The legacy of UNT’s albino squirrels live on

April 26
23:59 2012

Holly Harvey / Senior Staff Writer

Scrappy the Eagle may be the official mascot of UNT, but he doesn’t have his own calendar or drink named after him.

Albino squirrels have been around UNT since 2000, and the furry rodent nearly became the secondary mascot of UNT in 2006. However, the student referendum failed to pass, according to an article in the North Texan.

A recessive gene causes a pigmentation limitation of the affected squirrel and results in white fur with pink paws and eyes.

Sociology senior Johnathan Bohmier took this picture of the infamous albino squirrel outside his apartment off Eagle Drive and Carroll Street on April 10. “I was drinking some coffee on my porch … look to the trees because I hear squirrels fighting, and I see a white blur jump across the branches. It was an albino squirrel chasing another squirrel around,” Bohmier said in an email.

UNT’s first known albino squirrel, known as Thelonius, was found in 2000, and its discovery led to the formation of the Albino Squirrel Preservation Society chapter at UNT. The group at one point had more than 400 members.

Thelonius went missing around 2003, according to a university press release.

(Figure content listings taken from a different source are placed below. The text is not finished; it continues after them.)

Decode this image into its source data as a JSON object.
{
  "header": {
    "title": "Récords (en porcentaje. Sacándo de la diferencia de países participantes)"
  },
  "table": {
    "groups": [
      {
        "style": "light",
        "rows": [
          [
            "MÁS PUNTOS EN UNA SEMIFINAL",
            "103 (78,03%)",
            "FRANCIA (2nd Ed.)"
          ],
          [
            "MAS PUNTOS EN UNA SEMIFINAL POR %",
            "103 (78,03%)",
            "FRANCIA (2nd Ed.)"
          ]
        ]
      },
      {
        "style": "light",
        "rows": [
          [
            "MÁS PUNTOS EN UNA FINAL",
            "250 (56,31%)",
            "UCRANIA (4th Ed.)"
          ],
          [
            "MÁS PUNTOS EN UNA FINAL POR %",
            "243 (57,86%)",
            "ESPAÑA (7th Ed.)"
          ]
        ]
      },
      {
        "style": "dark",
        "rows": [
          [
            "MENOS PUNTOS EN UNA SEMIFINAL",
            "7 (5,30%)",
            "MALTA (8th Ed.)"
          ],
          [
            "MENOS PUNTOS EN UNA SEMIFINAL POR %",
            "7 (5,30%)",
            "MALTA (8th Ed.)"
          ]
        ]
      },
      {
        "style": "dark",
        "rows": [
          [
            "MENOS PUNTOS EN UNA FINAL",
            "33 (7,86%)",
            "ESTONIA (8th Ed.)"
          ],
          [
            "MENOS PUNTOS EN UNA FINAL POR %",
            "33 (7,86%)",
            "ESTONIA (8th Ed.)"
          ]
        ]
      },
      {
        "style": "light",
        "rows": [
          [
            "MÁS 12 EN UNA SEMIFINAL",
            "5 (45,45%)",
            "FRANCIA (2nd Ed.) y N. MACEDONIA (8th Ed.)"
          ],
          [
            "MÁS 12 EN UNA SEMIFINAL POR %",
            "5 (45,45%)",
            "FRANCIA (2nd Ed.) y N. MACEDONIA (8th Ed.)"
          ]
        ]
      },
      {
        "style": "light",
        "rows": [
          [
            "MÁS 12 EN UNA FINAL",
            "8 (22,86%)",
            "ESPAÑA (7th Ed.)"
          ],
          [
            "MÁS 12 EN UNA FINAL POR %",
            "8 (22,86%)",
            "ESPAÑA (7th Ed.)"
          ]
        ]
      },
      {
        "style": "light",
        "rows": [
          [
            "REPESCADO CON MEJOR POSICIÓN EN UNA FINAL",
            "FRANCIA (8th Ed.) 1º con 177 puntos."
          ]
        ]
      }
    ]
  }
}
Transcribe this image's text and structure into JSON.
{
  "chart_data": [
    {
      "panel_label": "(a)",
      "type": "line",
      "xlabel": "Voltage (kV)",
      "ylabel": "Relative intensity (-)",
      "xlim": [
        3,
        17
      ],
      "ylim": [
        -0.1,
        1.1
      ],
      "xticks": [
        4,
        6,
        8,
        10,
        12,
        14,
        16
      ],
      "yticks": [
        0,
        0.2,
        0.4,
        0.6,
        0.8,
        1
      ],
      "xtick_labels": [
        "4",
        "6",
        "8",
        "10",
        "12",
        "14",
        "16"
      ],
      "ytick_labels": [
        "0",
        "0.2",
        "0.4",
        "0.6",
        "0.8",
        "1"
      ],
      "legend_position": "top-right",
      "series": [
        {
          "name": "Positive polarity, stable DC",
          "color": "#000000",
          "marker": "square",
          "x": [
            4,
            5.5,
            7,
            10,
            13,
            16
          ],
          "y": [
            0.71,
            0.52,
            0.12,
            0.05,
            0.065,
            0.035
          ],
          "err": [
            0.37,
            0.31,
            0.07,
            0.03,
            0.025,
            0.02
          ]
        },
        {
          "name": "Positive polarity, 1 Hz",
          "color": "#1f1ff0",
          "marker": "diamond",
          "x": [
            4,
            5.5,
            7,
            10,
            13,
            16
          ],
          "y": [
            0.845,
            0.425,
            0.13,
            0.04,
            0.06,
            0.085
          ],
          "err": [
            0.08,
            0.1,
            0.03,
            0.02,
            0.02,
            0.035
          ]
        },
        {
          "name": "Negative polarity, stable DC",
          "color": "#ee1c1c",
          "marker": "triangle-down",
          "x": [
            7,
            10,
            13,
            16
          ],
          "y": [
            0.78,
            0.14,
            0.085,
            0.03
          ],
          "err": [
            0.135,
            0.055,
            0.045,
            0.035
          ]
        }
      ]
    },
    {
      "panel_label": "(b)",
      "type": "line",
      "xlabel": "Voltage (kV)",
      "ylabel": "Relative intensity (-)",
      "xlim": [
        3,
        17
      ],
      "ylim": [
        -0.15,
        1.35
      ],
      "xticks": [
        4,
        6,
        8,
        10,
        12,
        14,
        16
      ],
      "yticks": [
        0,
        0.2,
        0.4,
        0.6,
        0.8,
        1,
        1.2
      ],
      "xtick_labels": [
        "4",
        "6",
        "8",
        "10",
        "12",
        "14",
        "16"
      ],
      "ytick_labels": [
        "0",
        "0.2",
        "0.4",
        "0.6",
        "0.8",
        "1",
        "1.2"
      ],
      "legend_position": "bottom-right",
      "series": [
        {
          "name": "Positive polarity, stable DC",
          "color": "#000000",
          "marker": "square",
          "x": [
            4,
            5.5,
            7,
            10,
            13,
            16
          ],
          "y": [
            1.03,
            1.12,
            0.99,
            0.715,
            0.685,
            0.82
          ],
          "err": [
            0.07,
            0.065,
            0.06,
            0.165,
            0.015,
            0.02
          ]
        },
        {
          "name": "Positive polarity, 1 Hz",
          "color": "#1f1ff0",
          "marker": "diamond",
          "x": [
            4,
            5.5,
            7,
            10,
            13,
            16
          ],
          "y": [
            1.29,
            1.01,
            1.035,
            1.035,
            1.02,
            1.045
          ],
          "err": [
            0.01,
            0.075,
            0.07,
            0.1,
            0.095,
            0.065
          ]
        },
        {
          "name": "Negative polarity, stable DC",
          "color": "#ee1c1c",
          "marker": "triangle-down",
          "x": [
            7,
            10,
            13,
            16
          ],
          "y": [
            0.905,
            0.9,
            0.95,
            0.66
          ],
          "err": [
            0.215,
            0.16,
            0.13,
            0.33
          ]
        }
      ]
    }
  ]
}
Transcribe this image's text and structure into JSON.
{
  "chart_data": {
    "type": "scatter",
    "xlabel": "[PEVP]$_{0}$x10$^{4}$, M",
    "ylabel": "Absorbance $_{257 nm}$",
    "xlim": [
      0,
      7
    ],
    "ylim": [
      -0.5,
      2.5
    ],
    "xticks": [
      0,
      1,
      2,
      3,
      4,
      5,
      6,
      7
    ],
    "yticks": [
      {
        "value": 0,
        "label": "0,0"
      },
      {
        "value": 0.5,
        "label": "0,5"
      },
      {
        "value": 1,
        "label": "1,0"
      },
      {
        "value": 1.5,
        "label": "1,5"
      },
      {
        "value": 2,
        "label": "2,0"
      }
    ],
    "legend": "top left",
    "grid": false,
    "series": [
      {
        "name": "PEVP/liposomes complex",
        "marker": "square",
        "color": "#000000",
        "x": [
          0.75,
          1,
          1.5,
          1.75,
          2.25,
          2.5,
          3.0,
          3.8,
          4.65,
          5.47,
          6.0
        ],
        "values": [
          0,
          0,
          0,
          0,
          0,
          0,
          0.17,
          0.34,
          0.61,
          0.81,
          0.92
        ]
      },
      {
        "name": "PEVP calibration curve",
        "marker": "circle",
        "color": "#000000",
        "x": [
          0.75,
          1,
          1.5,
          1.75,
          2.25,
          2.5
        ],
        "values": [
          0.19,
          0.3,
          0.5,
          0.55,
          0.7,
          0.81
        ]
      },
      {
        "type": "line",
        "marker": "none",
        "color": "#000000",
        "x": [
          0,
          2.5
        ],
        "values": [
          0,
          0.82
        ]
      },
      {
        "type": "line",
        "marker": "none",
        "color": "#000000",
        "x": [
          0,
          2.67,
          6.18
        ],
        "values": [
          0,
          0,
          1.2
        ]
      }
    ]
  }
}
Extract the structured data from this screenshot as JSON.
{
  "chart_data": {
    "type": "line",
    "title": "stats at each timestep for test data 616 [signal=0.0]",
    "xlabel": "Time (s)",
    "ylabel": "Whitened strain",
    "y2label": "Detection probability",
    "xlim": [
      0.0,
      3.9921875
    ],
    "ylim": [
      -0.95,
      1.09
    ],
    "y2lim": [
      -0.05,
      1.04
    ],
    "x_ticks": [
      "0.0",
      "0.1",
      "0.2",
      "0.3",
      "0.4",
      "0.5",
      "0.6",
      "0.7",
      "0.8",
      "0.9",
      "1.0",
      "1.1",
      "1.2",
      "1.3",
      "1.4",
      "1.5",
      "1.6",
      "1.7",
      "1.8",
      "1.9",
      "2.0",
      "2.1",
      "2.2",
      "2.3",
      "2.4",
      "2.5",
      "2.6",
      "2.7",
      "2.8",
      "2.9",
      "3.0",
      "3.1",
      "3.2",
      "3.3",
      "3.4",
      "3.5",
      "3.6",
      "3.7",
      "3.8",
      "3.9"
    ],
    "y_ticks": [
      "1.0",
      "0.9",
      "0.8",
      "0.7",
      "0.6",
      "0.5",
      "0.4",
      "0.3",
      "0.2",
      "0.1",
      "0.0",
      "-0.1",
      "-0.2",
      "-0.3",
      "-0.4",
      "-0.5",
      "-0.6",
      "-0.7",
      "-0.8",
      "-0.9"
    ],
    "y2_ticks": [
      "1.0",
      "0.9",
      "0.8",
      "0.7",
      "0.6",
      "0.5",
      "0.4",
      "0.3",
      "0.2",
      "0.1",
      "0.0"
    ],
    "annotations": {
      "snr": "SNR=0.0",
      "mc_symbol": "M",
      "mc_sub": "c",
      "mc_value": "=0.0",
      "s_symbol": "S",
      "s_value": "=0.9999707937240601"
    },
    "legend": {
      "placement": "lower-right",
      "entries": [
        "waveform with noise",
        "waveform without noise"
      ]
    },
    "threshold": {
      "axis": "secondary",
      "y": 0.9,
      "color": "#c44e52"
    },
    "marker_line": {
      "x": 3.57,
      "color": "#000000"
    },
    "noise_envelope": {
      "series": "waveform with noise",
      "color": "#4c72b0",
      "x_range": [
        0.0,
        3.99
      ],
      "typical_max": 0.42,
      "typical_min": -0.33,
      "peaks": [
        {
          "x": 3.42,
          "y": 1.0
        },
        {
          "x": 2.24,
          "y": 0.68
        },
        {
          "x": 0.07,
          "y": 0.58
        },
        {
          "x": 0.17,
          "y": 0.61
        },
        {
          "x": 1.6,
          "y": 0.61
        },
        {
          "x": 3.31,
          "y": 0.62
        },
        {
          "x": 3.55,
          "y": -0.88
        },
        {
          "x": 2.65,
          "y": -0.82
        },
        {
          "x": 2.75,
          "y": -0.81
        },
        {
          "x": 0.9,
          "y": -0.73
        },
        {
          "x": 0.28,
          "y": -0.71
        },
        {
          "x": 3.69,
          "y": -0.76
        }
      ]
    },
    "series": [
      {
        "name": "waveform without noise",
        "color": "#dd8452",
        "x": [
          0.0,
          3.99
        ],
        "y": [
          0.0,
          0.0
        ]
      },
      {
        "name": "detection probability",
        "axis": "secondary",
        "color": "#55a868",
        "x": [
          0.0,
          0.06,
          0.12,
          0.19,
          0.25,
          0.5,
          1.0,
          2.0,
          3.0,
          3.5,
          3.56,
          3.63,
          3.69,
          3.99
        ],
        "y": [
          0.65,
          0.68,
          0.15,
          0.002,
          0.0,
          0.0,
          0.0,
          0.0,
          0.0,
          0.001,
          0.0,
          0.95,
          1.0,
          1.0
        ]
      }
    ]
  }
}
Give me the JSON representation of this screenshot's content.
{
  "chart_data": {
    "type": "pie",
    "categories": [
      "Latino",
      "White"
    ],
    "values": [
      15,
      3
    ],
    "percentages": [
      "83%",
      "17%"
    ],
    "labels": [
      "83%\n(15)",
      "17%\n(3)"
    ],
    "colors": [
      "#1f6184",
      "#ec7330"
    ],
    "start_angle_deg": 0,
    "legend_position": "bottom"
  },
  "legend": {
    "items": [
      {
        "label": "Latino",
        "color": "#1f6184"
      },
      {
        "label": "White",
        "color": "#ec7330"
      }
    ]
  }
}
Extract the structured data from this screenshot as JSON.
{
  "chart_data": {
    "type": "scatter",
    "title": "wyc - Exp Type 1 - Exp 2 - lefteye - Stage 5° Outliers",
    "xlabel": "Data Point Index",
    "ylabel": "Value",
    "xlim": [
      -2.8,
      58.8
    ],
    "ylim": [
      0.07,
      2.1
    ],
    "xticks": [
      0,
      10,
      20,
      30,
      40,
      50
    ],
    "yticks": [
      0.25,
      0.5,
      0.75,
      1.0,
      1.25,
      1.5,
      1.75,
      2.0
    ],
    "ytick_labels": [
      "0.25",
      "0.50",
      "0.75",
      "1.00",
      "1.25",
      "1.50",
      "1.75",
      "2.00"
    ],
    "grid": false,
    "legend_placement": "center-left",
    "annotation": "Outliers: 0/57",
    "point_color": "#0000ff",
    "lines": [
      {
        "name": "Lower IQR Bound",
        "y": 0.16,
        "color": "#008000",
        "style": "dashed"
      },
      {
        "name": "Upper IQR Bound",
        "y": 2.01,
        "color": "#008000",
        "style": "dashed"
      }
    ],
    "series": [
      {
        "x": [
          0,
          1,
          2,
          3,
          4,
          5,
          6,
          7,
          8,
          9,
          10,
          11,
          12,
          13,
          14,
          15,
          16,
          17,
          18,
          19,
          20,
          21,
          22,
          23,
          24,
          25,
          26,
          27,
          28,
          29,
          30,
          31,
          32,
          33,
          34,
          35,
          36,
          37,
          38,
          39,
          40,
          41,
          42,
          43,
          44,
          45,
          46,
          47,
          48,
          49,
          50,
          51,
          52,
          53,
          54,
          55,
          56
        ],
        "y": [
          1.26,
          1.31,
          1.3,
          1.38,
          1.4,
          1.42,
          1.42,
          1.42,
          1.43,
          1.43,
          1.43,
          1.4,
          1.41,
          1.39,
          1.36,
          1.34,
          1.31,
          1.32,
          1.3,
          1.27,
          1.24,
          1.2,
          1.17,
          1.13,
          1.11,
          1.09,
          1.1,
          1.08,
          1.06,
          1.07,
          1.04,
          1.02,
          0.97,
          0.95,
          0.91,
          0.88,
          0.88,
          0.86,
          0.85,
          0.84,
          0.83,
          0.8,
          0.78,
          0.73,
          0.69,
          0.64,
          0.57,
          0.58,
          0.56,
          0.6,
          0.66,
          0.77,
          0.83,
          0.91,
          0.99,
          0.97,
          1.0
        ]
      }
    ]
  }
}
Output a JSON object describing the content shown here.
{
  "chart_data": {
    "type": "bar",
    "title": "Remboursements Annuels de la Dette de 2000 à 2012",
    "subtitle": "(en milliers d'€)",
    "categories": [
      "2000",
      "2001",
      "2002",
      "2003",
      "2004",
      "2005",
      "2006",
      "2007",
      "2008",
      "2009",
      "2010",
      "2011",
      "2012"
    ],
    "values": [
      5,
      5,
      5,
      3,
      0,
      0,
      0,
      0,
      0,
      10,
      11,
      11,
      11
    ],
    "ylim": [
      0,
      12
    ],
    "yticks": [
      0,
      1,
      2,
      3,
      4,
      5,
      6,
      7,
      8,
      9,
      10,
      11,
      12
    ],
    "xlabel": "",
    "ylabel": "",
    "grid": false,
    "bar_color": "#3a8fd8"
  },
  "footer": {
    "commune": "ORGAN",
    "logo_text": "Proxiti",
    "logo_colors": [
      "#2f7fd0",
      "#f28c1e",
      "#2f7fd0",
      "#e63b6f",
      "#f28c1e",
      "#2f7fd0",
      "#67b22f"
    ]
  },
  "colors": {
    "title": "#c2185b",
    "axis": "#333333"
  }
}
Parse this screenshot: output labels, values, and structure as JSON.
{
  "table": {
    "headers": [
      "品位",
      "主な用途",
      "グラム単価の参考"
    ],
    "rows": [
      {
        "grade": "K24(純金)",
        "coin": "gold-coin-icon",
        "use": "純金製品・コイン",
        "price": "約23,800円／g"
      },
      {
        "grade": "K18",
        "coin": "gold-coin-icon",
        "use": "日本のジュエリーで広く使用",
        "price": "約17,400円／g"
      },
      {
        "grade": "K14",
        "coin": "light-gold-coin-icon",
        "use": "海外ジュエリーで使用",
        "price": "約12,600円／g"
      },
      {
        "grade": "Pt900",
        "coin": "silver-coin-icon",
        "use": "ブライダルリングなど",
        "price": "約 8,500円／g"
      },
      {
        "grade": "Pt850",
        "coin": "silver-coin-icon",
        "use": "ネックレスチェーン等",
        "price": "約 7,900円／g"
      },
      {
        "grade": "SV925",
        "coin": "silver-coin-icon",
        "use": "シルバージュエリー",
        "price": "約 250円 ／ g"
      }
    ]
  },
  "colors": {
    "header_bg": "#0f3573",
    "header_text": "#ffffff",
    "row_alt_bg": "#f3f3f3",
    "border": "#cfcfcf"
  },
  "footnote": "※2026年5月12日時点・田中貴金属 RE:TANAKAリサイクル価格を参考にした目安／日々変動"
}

The next known albino squirrel, Baby, was first seen around 2004, said Dreanna Belden, UNT Libraries assistant dean for external relations. Baby lived near the University Union and was killed by a red-tailed hawk in August 2006.

After Baby’s death, Willis Library dedicated a memorial to the squirrel.

Another albino squirrel, dubbed “Baby’s Baby,” was spotted near Maple Hall in 2007. The squirrel was later spotted near the southeast corner of Welch and Eagle streets with an albino mate, information science professor Melody Kelly said.

The albino squirrel had its own calendar published by the library from 2007 until 2010, and orders came in from every state in the United States and from Canada and Ireland, according to an article in the UNT Insider.

The calendar benefitted a scholarship fund, and the library made button and lapel pins with the squirrel’s image.

Students can remember UNT’s unofficial mascot at the Cyber Cafe in Willis Library, which has a drink called the “Albino Squirrel,” consisting of white chocolate and coffee.